Publicacao/Comunicacao
Intimação - SENTENÇA
SENTENÇA
Ementa - APELAÇÃO CÍVEL. DIREITO CIVIL E PROCESSUAL CIVIL. AÇÃO INDENIZATÓRIA E DE ANULAÇÃO DE CONTRATO. PRELIMINAR. ILEGITIMIDADE PASSIVA. NÃO CONFIGURADA. SERVIÇOS BANCÁRIOS. FRAUDE DE TERCEIROS. TRANSFERÊNCIA ILÍCITA. FATO DE TERCEIROS. CULPA EXCLUSIVA DO CONSUMIDOR. DEMONSTRADA. AUSÊNCIA DE RELAÇÃO JURÍDICA ENTRE OS BANCOS E FRAUDADORES. RESPONSABILIDADE OBJETIVA AFASTADA. CONTRATAÇÃO ORIGINÁRIA DE EMPRÉSTIMO LEGÍTIMA. AUSÊNCIA DE VÍCIO OU DESEQUILÍBRIO CONTRATUAL. DANOS MATERIAL E MORAL NÃO CONFIGURADOS. AUSÊNCIA DE OFENSA AOS DIREITOS DA PERSONALIDADE. RESPONSABILIDADE EXCLUSIVA DO GRUPO ECONÔMICO FRAUDADOR. SENTENÇA ALTERADA. 1. Fica caracterizada a relação de consumo entre as partes, sendo aplicável, em regra, a inversão do ônus da prova, consoante art. 6º, inc.
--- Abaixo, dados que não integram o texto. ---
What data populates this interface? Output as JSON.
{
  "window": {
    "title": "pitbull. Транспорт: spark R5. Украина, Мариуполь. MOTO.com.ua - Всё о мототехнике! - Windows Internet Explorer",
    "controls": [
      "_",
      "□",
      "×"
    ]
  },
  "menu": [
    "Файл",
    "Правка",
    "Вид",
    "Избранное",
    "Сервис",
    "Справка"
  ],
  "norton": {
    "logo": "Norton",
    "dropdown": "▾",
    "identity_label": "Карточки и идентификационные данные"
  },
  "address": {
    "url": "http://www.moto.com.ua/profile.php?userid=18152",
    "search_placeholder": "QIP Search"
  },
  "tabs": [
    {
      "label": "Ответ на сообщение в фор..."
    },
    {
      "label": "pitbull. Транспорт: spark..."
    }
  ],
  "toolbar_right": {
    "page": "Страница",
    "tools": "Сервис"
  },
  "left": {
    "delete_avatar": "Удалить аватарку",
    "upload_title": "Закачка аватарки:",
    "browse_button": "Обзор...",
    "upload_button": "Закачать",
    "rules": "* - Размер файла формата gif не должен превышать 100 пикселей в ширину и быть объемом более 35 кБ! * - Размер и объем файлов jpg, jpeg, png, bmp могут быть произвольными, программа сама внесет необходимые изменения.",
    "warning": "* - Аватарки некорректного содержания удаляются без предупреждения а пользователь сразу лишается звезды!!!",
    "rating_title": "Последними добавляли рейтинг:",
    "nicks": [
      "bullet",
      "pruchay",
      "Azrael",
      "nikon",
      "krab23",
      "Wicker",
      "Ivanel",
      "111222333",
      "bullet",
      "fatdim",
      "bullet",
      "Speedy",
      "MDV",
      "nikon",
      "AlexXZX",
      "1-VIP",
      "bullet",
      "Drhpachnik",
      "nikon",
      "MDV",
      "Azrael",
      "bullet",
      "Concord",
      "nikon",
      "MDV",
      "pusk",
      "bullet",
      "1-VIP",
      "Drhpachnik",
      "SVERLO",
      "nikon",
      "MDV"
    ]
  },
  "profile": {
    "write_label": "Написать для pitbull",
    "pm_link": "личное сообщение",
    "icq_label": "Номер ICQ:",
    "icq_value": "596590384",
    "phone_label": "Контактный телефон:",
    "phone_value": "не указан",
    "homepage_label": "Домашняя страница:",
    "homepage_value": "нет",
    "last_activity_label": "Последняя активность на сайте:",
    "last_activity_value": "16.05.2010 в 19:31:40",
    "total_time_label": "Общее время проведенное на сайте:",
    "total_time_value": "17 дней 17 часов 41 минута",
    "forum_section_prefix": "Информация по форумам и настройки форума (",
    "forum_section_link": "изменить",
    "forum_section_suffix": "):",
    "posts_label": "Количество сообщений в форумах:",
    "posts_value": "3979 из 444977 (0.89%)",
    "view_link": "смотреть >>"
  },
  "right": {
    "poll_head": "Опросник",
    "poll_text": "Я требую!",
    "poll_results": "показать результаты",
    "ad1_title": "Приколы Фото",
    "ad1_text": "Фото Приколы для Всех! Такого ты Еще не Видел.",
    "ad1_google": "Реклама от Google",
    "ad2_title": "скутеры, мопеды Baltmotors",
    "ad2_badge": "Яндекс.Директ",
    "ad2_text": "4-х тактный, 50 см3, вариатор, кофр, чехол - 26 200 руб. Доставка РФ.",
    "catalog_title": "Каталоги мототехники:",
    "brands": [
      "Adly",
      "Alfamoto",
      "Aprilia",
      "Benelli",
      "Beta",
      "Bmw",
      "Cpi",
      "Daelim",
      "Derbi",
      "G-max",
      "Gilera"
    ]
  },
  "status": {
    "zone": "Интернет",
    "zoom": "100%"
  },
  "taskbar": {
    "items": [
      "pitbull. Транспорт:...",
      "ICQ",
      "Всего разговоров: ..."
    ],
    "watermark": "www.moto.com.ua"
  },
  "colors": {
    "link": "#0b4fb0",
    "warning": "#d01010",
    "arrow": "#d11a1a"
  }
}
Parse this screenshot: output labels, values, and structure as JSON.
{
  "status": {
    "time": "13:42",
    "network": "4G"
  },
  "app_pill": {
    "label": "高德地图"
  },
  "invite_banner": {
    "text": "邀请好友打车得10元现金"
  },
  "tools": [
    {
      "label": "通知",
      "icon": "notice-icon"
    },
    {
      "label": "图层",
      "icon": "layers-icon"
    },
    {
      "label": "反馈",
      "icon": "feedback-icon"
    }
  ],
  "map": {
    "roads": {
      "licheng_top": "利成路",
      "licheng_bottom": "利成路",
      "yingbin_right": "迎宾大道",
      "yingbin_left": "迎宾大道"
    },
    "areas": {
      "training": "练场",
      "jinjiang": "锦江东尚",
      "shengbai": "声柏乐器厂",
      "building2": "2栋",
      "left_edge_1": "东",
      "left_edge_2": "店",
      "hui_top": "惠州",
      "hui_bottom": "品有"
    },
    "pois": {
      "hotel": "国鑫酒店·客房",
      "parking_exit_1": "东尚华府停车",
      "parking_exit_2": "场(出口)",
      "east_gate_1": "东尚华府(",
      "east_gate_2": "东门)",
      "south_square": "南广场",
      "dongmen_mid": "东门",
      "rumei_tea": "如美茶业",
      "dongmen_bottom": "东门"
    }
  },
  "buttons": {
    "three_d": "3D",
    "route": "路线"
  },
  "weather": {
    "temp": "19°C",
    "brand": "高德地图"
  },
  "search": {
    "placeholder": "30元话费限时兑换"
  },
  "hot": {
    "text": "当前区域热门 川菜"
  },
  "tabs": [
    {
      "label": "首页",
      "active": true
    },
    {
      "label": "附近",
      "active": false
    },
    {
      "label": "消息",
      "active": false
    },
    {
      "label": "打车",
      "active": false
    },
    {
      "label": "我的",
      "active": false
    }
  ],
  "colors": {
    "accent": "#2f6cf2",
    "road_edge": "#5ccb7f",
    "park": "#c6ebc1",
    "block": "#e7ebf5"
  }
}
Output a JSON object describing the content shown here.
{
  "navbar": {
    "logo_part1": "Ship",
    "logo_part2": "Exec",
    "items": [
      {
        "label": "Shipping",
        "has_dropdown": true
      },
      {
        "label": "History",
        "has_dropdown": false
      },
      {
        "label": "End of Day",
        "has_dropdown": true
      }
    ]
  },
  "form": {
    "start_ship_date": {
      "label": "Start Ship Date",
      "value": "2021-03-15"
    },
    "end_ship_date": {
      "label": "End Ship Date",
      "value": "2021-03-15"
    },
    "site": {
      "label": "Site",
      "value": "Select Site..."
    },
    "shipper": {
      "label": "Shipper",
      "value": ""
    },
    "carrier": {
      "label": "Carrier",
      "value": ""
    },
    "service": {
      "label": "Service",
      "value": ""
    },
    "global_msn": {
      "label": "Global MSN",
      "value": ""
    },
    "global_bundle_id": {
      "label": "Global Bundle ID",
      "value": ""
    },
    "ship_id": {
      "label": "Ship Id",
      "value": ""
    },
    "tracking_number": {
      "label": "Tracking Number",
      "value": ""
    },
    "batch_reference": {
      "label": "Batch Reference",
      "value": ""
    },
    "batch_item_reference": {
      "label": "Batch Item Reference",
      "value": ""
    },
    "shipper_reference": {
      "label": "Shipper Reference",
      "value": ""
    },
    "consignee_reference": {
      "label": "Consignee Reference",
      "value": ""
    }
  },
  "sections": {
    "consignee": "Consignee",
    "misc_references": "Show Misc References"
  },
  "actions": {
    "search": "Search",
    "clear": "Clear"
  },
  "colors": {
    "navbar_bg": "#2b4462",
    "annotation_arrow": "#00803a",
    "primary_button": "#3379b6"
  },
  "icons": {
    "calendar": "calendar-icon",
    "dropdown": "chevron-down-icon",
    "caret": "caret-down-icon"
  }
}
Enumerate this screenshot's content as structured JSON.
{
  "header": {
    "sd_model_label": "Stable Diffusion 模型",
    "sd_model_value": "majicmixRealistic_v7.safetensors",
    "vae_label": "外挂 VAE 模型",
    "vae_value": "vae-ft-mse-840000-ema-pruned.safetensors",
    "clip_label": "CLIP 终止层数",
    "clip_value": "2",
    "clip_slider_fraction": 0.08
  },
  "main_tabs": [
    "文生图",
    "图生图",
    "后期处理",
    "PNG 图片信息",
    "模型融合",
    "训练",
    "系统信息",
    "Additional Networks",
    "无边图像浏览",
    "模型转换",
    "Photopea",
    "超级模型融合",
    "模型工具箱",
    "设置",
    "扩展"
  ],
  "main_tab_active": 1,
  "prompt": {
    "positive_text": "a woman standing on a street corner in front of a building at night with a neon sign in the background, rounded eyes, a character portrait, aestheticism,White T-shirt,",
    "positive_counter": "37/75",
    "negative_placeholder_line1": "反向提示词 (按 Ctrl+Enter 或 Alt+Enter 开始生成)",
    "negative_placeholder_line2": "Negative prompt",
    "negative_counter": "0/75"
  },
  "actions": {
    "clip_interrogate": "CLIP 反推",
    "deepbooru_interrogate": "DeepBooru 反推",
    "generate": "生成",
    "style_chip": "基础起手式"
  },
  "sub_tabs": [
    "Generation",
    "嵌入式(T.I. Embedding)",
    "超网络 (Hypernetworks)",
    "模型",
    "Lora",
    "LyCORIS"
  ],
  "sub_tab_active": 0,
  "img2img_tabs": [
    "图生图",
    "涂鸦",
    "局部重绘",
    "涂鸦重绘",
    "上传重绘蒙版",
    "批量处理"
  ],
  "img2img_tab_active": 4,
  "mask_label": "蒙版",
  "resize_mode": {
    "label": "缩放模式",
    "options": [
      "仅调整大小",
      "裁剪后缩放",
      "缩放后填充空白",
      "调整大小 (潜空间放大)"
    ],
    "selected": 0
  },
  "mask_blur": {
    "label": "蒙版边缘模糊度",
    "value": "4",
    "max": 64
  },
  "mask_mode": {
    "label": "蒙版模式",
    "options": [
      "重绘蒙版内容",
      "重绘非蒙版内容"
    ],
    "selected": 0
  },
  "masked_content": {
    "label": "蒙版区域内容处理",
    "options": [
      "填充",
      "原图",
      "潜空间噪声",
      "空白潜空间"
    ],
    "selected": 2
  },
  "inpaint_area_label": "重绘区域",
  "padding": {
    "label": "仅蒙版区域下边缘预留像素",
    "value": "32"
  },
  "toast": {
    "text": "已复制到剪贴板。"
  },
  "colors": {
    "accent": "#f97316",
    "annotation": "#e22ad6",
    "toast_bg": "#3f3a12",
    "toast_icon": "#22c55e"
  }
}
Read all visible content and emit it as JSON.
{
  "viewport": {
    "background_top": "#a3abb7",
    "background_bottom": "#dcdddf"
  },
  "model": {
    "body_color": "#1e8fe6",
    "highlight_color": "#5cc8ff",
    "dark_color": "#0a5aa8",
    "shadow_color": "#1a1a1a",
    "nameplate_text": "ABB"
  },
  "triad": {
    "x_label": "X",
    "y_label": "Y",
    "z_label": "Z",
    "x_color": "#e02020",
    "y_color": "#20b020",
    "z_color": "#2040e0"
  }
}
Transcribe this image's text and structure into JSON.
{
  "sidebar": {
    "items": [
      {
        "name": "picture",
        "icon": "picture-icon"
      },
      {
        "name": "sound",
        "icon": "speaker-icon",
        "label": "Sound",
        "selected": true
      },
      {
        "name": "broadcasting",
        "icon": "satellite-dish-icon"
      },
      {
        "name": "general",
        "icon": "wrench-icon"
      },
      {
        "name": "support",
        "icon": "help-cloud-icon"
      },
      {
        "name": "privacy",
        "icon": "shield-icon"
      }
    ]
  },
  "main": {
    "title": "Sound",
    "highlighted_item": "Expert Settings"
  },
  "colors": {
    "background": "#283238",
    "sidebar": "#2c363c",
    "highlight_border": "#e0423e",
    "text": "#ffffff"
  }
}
VIII, do CDC. No entanto, pautado pelas regras de julgamento, o magistrado, verificando a presença de elementos probatórios suficientes para convencimento e fundamentação da lide, não precisa aplicar a inversão, sem que isto incorra em violação aos princípios do contraditório e da ampla defesa. 2. O fornecedor de serviços responde, independentemente de culpa, pela reparação dos danos causados aos consumidores, em decorrência da falha ou má prestação do serviço, conforme art. 14 do CDC e a Teoria do Risco do Negócio ou da Atividade. 3. A responsabilidade objetiva do fornecedor de serviços somente é afastada nas hipóteses do art. 14, §3º do CDC, dentre as quais está a culpa exclusiva de terceiro ou do próprio consumidor. 4. Demonstrada as hipóteses de excludentes de responsabilidade do §3º do art. 14 do CDC, as instituições financeiras não respondem pelo dano causado por delito praticado por terceiro com equivocada colaboração do consumidor. 5. Pautado pelo princípio do pacta sunt servanda e diante da licitude da contratação do empréstimo sem qualquer indício ou comprovação de conduta abusiva por parte do Banco, não cabe ao Poder Judiciário interferir na referida relação jurídica, estando ausente o suposto dano material. 6. No tocante aos danos morais, tem-se que a sua caracterização demanda a comprovação de uma situação que abale a honra ou ocasione desordem psicológica considerável no indivíduo, em que se fique patente a ofensa aos direitos de personalidade. 7. PRELIMINAR REJEITADA E RECURSO BMG PROVIDO. RECURSO MF SILVA PROVIDO. RECURSO AUTOR NÃO PROVIDO.